Investigators told Reuters that Italian police caught a mafia fugitive named as Gioacchino Gammino, 61, after he was spotted in a Google Maps Street View picture.
The spotting of Gammino on Street View, outside a fruit shop in Spain, was key in triggering a deeper investigation it was reported.
After a two-year investigation, Gammino was tracked down in Galapagar, Spain, where he lived under a fake name.
The town is reportedly close to the capital Madrid.
“The photogram helped us to confirm the investigation we were developing in traditional ways,” Nicola Altiero, deputy director of the Italian anti-mafia police unit (DIA), was quoted as saying.
Gammino was reportedly a member of a Sicilian mafia group dubbed Stidda, and Gammino was sentenced to life imprisonment for a murder.
But Gammino escaped Rome’s Rebibbia jail in 2002, and has been on the run ever since.
Deputy director Altiero said Gammino is now in custody in Spain and they hope to bring him back to Italy by the end of February.
Reuters was unable to locate a representative of Gammino to comment.
This is not the first time that Google Maps Street View has been involved in solving a crime.
In 2011 Google at first refused to hand over to British police unaltered images of a thief about to steal a homeowner’s caravan.
The Street View image the police were seeking was taken back in June 2009, and clearly shows a man standing by a 4×4 vehicle on the driveway of David Soanes and his wife Rebecca in the village of Linton in Derbyshire.
The suspect’s face and his car registration number had been captured by a passing Street View car, but as part of Google’s policy, his face and number plate were blurred out.
Their caravan was subsequently stolen and when the Google Street View images were posted online, their son Reuben saw the image of the unknown man and car.
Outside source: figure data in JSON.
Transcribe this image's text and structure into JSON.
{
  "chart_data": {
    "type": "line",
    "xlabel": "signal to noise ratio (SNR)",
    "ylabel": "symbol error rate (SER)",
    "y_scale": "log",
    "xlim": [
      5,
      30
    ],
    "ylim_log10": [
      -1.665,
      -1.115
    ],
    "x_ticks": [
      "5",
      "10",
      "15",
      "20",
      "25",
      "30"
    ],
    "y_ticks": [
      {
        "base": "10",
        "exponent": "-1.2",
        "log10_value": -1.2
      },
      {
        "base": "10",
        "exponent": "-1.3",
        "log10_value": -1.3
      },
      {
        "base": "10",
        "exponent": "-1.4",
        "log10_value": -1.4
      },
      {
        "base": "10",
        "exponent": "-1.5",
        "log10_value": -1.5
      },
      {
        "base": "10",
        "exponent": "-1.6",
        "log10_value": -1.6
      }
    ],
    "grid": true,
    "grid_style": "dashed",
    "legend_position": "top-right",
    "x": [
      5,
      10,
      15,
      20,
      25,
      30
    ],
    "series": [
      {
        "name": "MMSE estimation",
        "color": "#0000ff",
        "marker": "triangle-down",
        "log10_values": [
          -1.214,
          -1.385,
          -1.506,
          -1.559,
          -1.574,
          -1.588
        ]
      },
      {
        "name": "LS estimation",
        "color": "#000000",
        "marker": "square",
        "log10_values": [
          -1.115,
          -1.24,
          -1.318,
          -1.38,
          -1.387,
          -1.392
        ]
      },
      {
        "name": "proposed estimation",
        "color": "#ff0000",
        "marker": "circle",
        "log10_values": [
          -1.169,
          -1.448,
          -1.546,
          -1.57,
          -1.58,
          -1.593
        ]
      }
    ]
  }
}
When the police asked Google for the unaltered image of a 4×4 car which they suspect was involved in the theft of a caravan, Google reportedly cited privacy rules and said at the time it would not hand it over without a court order.
But it was reported in 2012 that after months of negotiations and the threat of a court order, Google eventually supplied clear images of the man to police investigating the theft.
Police then arrested the suspected caravan thief, alleged to be a man of 49 from Coventry, in conjunction with the case.
It is not known whether the man was eventually convicted of the crime.